Laternenwichtel

Nur vorweg: so hat ein gescheites St. Martin auszusehen.

Kindergeburtstag, St.-Martins-Zug, Elternbeiratsvorsitz. Worte, die selbst hartgesottene Eltern erschauern lassen.
Den 11.11. haben wir ja nun überstanden, ich habe auf dem Heimweg keinen einzigen kleinen Zwerg mit Laterne überfahren (und dabei haben die es echt drauf angelegt), und meinem eigenen Umzug - morgen, arbeitnehmerfreundlich am Freitag - blicke ich mit Gelassenheit entgegen. Schlimmer als die Sache mit dem Laternenstöckchen kann es gar nicht mehr werden.

Warum ich das sage? Um das zu erklären muss ich ein Jahr in die Vergangenheit gehen.
"Papa", sagt die Frau Mama "geh und kauf einen Laternenstock. Ohne Musik."
"Musik?" fragt Papa.
"Ohne Musik! Du hörst mir nie zu!"
"Ich wusste nicht, dass die mit Musik sein können."
"Weil Du dich nie für was interessierst!", usw usf. Papa kommt nicht dazu einen Stock zu kaufen, weil ihm Oma noch am nächsten Morgen zuvorkommt. Papa ist am Martinstag auf Geschäftsreise und verpasst den schönen Termin.
"Erzähl, wie wars?", fragt Papa.
"Frag nicht", meint Mama. Das Wetter war nicht gut, das Kind wollte nicht laufen, die anderen Eltern sind blöd.
"Na wenigstens haben wir jetzt einen Laternenstock. Den können wir ja nächstes Jahr wieder verwenden", hofft Papa.

Ein Jahr später:
Der Laternenstock ist kaputt. Die Batterieverschlusskappe fehlt. Papa will das Geld für einen neuen sparen und bastelt mit Klebeband einen Ersatz. Dazu muss er ein Cent-Stück als Kontakt hernehmen. Spät Abends testet er die Laterne. Sie brennt. Papa ist stolz.
Mama begutachtet den Stab. "Warum ist denn der Griff so warm?", fragt sie. Papa erschrickt. Der Plastikgriff ist tatsächlich heißer, als es die Witterung erlaubt. Schnell baut er seine Kreation auseinander und nimmt statt des Centstückes ein anderes, leitfähigeres Material. "Hoffentlich hilfts", betet er.

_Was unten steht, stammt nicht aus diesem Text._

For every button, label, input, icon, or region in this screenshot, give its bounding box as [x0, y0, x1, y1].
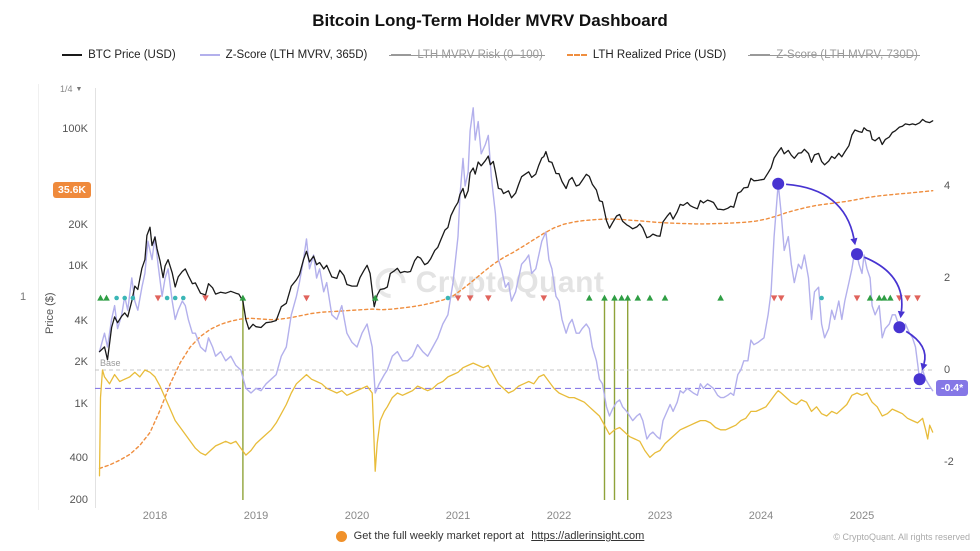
right-axis-tick: 0	[944, 363, 951, 376]
left-axis-tick: 20K	[68, 218, 88, 231]
left-axis-tick: 200	[69, 493, 88, 506]
x-axis-tick: 2019	[243, 510, 269, 522]
legend-label: BTC Price (USD)	[88, 49, 176, 61]
report-link[interactable]: https://adlerinsight.com	[531, 530, 645, 542]
x-axis-tick: 2021	[445, 510, 471, 522]
x-axis-tick: 2022	[546, 510, 572, 522]
left-axis-tick: 10K	[68, 260, 88, 272]
legend-label: Z-Score (LTH MVRV, 365D)	[225, 49, 368, 61]
chart-index-label: 1	[20, 291, 27, 303]
x-axis-tick: 2023	[647, 510, 673, 522]
copyright: © CryptoQuant. All rights reserved	[833, 532, 970, 542]
right-axis-tick: 4	[944, 179, 951, 192]
z-score-badge: -0.4*	[936, 380, 969, 396]
left-axis-tick: 2K	[74, 356, 88, 369]
line-swatch-icon	[62, 54, 83, 56]
legend-item-1[interactable]: Z-Score (LTH MVRV, 365D)	[199, 49, 368, 61]
x-axis-tick: 2020	[344, 510, 370, 522]
chart-pagination[interactable]: 1/4 ▼	[60, 84, 82, 94]
page-title: Bitcoin Long-Term Holder MVRV Dashboard	[312, 11, 668, 30]
left-axis-tick: 100K	[62, 122, 88, 135]
line-swatch-icon	[199, 54, 220, 56]
legend-item-3[interactable]: LTH Realized Price (USD)	[566, 49, 727, 61]
orange-dot-icon	[335, 530, 347, 542]
right-axis-tick: -2	[944, 455, 954, 468]
footer-text: Get the full weekly market report at	[353, 530, 525, 542]
left-axis-tick: 400	[69, 452, 88, 465]
panel-divider	[38, 84, 39, 510]
x-axis-tick: 2025	[849, 510, 875, 522]
left-axis-tick: 4K	[74, 314, 88, 327]
realized-price-badge: 35.6K	[53, 182, 92, 198]
chevron-down-icon: ▼	[75, 85, 83, 93]
x-axis-tick: 2018	[142, 510, 168, 522]
footer-report-banner: Get the full weekly market report at htt…	[0, 530, 980, 542]
line-swatch-icon	[566, 54, 587, 56]
left-axis-spine	[95, 88, 96, 508]
legend-item-2[interactable]: LTH MVRV Risk (0–100)	[389, 49, 546, 61]
x-axis-tick: 2024	[748, 510, 774, 522]
left-axis-tick: 1K	[74, 397, 88, 410]
legend-label: LTH Realized Price (USD)	[592, 49, 727, 61]
legend-item-4[interactable]: Z-Score (LTH MVRV, 730D)	[748, 49, 920, 61]
legend-item-0[interactable]: BTC Price (USD)	[62, 49, 176, 61]
legend: BTC Price (USD) Z-Score (LTH MVRV, 365D) L…	[0, 49, 980, 61]
right-axis-tick: 2	[944, 271, 951, 284]
base-line-label: Base	[100, 358, 121, 368]
pagination-label: 1/4	[60, 84, 73, 94]
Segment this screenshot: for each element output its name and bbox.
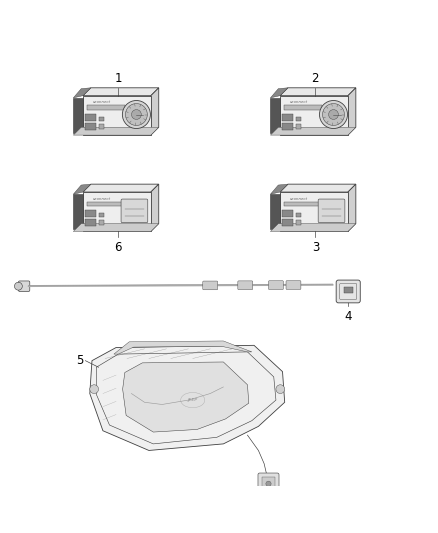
Text: uconnect: uconnect bbox=[93, 197, 111, 200]
Text: uconnect: uconnect bbox=[290, 197, 308, 200]
Bar bbox=[99, 220, 103, 225]
Bar bbox=[296, 124, 300, 129]
FancyBboxPatch shape bbox=[286, 281, 301, 289]
Circle shape bbox=[328, 110, 339, 119]
Circle shape bbox=[122, 101, 150, 128]
Text: uconnect: uconnect bbox=[290, 100, 308, 104]
Circle shape bbox=[319, 101, 347, 128]
Bar bbox=[85, 114, 96, 121]
FancyBboxPatch shape bbox=[268, 281, 283, 289]
Polygon shape bbox=[73, 184, 91, 194]
Text: 3: 3 bbox=[312, 241, 319, 254]
Circle shape bbox=[322, 103, 344, 125]
FancyBboxPatch shape bbox=[258, 473, 279, 492]
Polygon shape bbox=[73, 88, 91, 98]
Text: JEEP: JEEP bbox=[187, 398, 198, 402]
Circle shape bbox=[131, 110, 141, 119]
Polygon shape bbox=[151, 184, 159, 231]
Bar bbox=[99, 117, 104, 121]
Bar bbox=[280, 96, 348, 135]
Bar bbox=[87, 201, 125, 206]
Bar bbox=[83, 96, 151, 135]
Bar bbox=[87, 106, 125, 110]
Bar bbox=[282, 114, 293, 121]
Text: 5: 5 bbox=[77, 354, 84, 367]
Circle shape bbox=[90, 385, 99, 393]
Polygon shape bbox=[73, 127, 159, 135]
Bar bbox=[262, 478, 275, 488]
Bar bbox=[280, 192, 348, 231]
Polygon shape bbox=[151, 88, 159, 135]
Bar bbox=[282, 219, 293, 226]
Text: 4: 4 bbox=[344, 310, 352, 324]
Polygon shape bbox=[73, 223, 159, 231]
Polygon shape bbox=[270, 184, 288, 194]
Bar bbox=[85, 219, 96, 226]
FancyBboxPatch shape bbox=[18, 281, 30, 292]
Bar bbox=[99, 124, 103, 129]
Polygon shape bbox=[114, 341, 252, 354]
Bar bbox=[282, 211, 293, 217]
Bar bbox=[73, 194, 83, 229]
Polygon shape bbox=[280, 184, 356, 192]
FancyBboxPatch shape bbox=[121, 199, 148, 223]
Text: 2: 2 bbox=[311, 72, 319, 85]
Polygon shape bbox=[348, 88, 356, 135]
FancyBboxPatch shape bbox=[238, 281, 253, 289]
Polygon shape bbox=[83, 88, 159, 96]
Bar bbox=[344, 287, 353, 293]
Bar bbox=[284, 106, 322, 110]
Polygon shape bbox=[83, 184, 159, 192]
Polygon shape bbox=[280, 88, 356, 96]
Polygon shape bbox=[270, 127, 356, 135]
Bar bbox=[99, 213, 104, 217]
Bar bbox=[270, 194, 280, 229]
Circle shape bbox=[14, 282, 22, 290]
Bar bbox=[296, 220, 300, 225]
Circle shape bbox=[266, 481, 271, 487]
Polygon shape bbox=[348, 184, 356, 231]
Bar bbox=[85, 211, 96, 217]
FancyBboxPatch shape bbox=[318, 199, 345, 223]
Polygon shape bbox=[90, 345, 285, 450]
Text: 6: 6 bbox=[114, 241, 122, 254]
Text: uconnect: uconnect bbox=[93, 100, 111, 104]
Bar bbox=[282, 123, 293, 130]
Bar bbox=[296, 117, 301, 121]
Circle shape bbox=[276, 385, 285, 393]
Circle shape bbox=[125, 103, 147, 125]
Polygon shape bbox=[270, 88, 288, 98]
Text: 1: 1 bbox=[114, 72, 122, 85]
Polygon shape bbox=[270, 223, 356, 231]
Bar bbox=[85, 123, 96, 130]
Bar bbox=[284, 201, 322, 206]
Bar bbox=[296, 213, 301, 217]
Bar bbox=[270, 98, 280, 133]
FancyBboxPatch shape bbox=[203, 281, 218, 290]
FancyBboxPatch shape bbox=[336, 280, 360, 303]
Bar bbox=[83, 192, 151, 231]
Polygon shape bbox=[123, 362, 249, 432]
Bar bbox=[73, 98, 83, 133]
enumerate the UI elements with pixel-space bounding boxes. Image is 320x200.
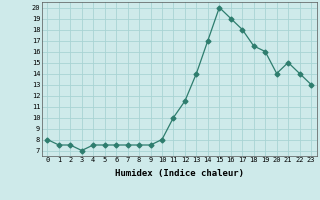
X-axis label: Humidex (Indice chaleur): Humidex (Indice chaleur)	[115, 169, 244, 178]
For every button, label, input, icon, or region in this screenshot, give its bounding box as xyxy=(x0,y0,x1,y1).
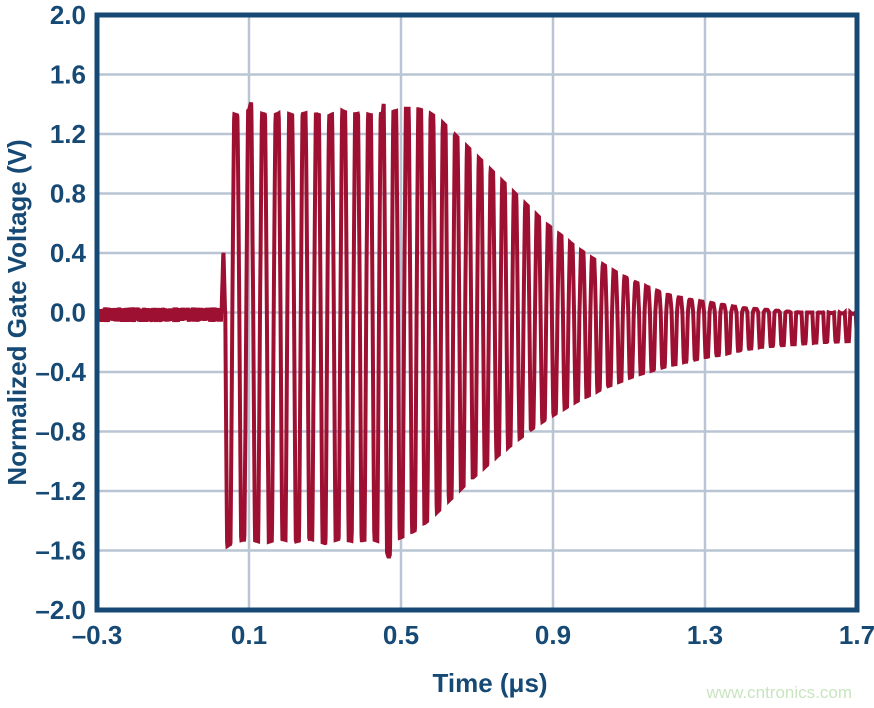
x-tick-labels: –0.3 0.1 0.5 0.9 1.3 1.7 xyxy=(72,620,874,650)
y-tick-label: –1.2 xyxy=(35,476,86,506)
x-tick-label: 1.7 xyxy=(839,620,874,650)
x-axis-title: Time (μs) xyxy=(432,668,547,698)
x-tick-label: 0.1 xyxy=(231,620,267,650)
y-axis-title: Normalized Gate Voltage (V) xyxy=(2,139,32,485)
x-tick-label: 0.5 xyxy=(383,620,419,650)
y-tick-label: 1.6 xyxy=(50,60,86,90)
y-tick-label: 0.0 xyxy=(50,298,86,328)
y-tick-label: 0.8 xyxy=(50,179,86,209)
y-tick-label: –0.8 xyxy=(35,417,86,447)
gridlines xyxy=(97,15,857,610)
y-tick-label: –1.6 xyxy=(35,536,86,566)
waveform-trace xyxy=(95,101,859,559)
y-tick-label: 2.0 xyxy=(50,0,86,30)
y-tick-label: –2.0 xyxy=(35,595,86,625)
x-tick-label: –0.3 xyxy=(72,620,123,650)
y-tick-label: 1.2 xyxy=(50,119,86,149)
plot-border xyxy=(94,12,860,613)
y-tick-label: –0.4 xyxy=(35,357,86,387)
y-tick-labels: 2.0 1.6 1.2 0.8 0.4 0.0 –0.4 –0.8 –1.2 –1.6 –2.0 xyxy=(35,0,86,625)
watermark-text: www.cntronics.com xyxy=(706,683,852,702)
x-tick-label: 1.3 xyxy=(687,620,723,650)
y-tick-label: 0.4 xyxy=(50,238,87,268)
x-tick-label: 0.9 xyxy=(535,620,571,650)
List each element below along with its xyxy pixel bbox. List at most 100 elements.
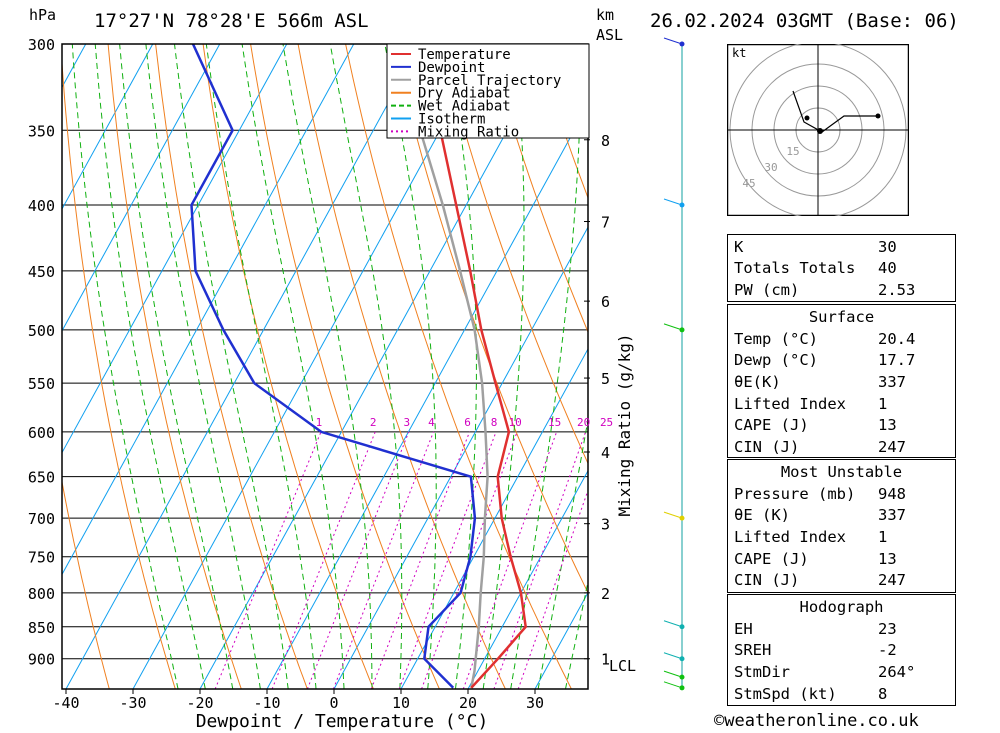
index-value: 40 [878, 259, 897, 278]
isotherm-line [266, 104, 588, 689]
index-row: SREH -2 [730, 640, 919, 662]
mixing-ratio-line [398, 431, 497, 689]
index-label: PW (cm) [734, 280, 800, 299]
index-label: CAPE (J) [734, 416, 809, 435]
dry-adiabat-line [250, 44, 440, 689]
most-unstable-title: Most Unstable [780, 463, 903, 481]
dry-adiabat-line [297, 44, 506, 689]
dry-adiabat-line [963, 44, 1000, 689]
legend-label: Isotherm [418, 112, 485, 128]
wind-barb [663, 37, 683, 45]
index-value: -2 [878, 641, 897, 660]
index-value: 247 [878, 437, 906, 456]
pressure-tick-label: 850 [28, 619, 55, 637]
x-tick-label: -10 [253, 694, 280, 712]
isotherm-line [400, 347, 588, 689]
index-value: 13 [878, 549, 897, 568]
footer-credit[interactable]: ©weatheronline.co.uk [714, 712, 919, 730]
index-label: Pressure (mb) [734, 484, 856, 503]
hodograph-point [875, 113, 881, 119]
temperature-line [412, 44, 528, 689]
mixing-ratio-line [370, 431, 470, 689]
dewpoint-line [190, 44, 477, 689]
index-label: SREH [734, 641, 772, 660]
isotherm-line [132, 44, 489, 689]
pressure-tick-label: 550 [28, 375, 55, 393]
index-value: 337 [878, 506, 906, 525]
mixing-ratio-line [214, 431, 322, 689]
mixing-ratio-label: 1 [316, 416, 323, 429]
index-label: K [734, 237, 744, 256]
wet-adiabat-line [94, 44, 206, 689]
mixing-ratio-label: 25 [600, 416, 613, 429]
index-label: Lifted Index [734, 394, 846, 413]
index-label: StmDir [734, 662, 790, 681]
index-value: 264° [878, 662, 916, 681]
dry-adiabat-line [487, 44, 588, 334]
mixing-ratio-line [462, 431, 558, 689]
mixing-ratio-line [306, 431, 410, 689]
index-row: K 30 [730, 236, 919, 258]
index-label: CIN (J) [734, 571, 800, 590]
index-row: PW (cm) 2.53 [730, 279, 919, 301]
wind-level-dot [679, 656, 685, 662]
index-row: θE (K) 337 [730, 505, 910, 527]
indices-box: K 30 Totals Totals 40 PW (cm) 2.53 [727, 234, 956, 302]
wet-adiabat-line [482, 44, 525, 689]
mixing-ratio-label: 3 [403, 416, 410, 429]
legend-box [386, 43, 590, 139]
index-row: StmDir 264° [730, 661, 919, 683]
wind-level-dot [679, 41, 685, 47]
hodograph-ring-label: 30 [764, 161, 777, 174]
station-location: 17°27'N 78°28'E 566m ASL [94, 10, 369, 32]
site-name: weatheronline.co.uk [724, 711, 919, 731]
wet-adiabat-line [145, 44, 261, 689]
mixing-ratio-label: 4 [428, 416, 435, 429]
index-row: CIN (J) 247 [730, 436, 919, 458]
x-tick-label: -40 [52, 694, 79, 712]
km-unit-label: km [596, 6, 615, 24]
x-tick-label: 20 [459, 694, 477, 712]
hodograph-unit: kt [732, 46, 746, 60]
index-row: Lifted Index 1 [730, 526, 910, 548]
isotherm-line [0, 44, 19, 689]
wet-adiabat-line [174, 44, 289, 689]
wind-level-dot [679, 515, 685, 521]
km-tick-label: 7 [601, 214, 610, 232]
plot-frame [61, 43, 589, 690]
dry-adiabat-line [155, 44, 308, 689]
index-value: 13 [878, 416, 897, 435]
mixing-ratio-line [271, 431, 376, 689]
legend-label: Parcel Trajectory [418, 73, 561, 89]
pressure-tick-label: 800 [28, 585, 55, 603]
pressure-tick-label: 900 [28, 651, 55, 669]
mixing-ratio-label: 15 [548, 416, 561, 429]
wet-adiabat-line [282, 44, 373, 689]
pressure-tick-label: 500 [28, 322, 55, 340]
mixing-ratio-axis-title: Mixing Ratio (g/kg) [615, 333, 634, 516]
hpa-unit-label: hPa [29, 6, 57, 24]
index-row: CIN (J) 247 [730, 569, 910, 591]
index-row: Temp (°C) 20.4 [730, 328, 919, 350]
mixing-ratio-label: 6 [464, 416, 471, 429]
dry-adiabat-line [62, 479, 110, 689]
index-row: Pressure (mb) 948 [730, 483, 910, 505]
dry-adiabat-line [440, 44, 588, 465]
wind-barb [663, 681, 683, 689]
index-value: 8 [878, 684, 888, 703]
isotherm-line [62, 44, 288, 454]
index-value: 17.7 [878, 351, 916, 370]
pressure-tick-label: 600 [28, 424, 55, 442]
parcel-trajectory-line [392, 44, 489, 689]
wind-level-dot [679, 674, 685, 680]
index-value: 30 [878, 237, 897, 256]
isotherm-line [333, 226, 588, 689]
index-label: StmSpd (kt) [734, 684, 837, 703]
isotherm-line [199, 44, 556, 689]
index-value: 337 [878, 372, 906, 391]
index-label: CIN (J) [734, 437, 800, 456]
wet-adiabat-line [241, 44, 345, 689]
hodograph-point [804, 115, 810, 121]
wet-adiabat-line [384, 44, 437, 689]
dry-adiabat-line [392, 44, 588, 594]
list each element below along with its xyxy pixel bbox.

Drei Tage vor dem Umzug überrascht ihn seine Frau ein weiteres Mal. "Du, kann ich den Stecken der Alice leihen?"
"Ja sicher, warum? Geht er etwa nicht"
"Weiß ich nicht. Nicht?"
"Doch! Doch!"
"Na dann. Die Birgit hat nämlich keinen mehr gekriegt, die sind alle ausverkauft, und die hat übermorgen mit dem James ihren St.-Martins-Umzug."
"OK, ist ja kein Problem.", meint Papa.
"Geht der denn auch wirklich?"
Die beiden Eltern gehen testen. Der Stecken funktioniert. Papa lehnt sich zurück.

Zwei Tage danach hat Mama eine neue Nachricht.
"Du, die Oma hat jetzt einen Laternenstecken gekauft."
"Was? Aber wir haben doch schon einen", protestiert Papa undiplomatisch. Er ist in seiner Bastlerehre verletzt.
"Ja, aber den müsste mir die Alice heute in der Arbeit wieder geben", erklärt Mama. "Und ich hab heute lauter Auswärtstermine. Da möchte ich nicht den ganzen Tag mit dem Stecken in der Hand rumlaufen."
Wieder zehn Euro dahin!, ärgert sich Papa, und schwört, nächstes Jahr eine besondere Laterne für seinen (sicherlich davon begeisterten) Sohn vorzubereiten:
Und bis dahin hoffe ich, dass wir nicht spät Abends einen Anruf von Alice kriegen. "Was war denn das für ein blöder Laternenstecken! Jetzt hab ich Brandblasen an der Handfläche."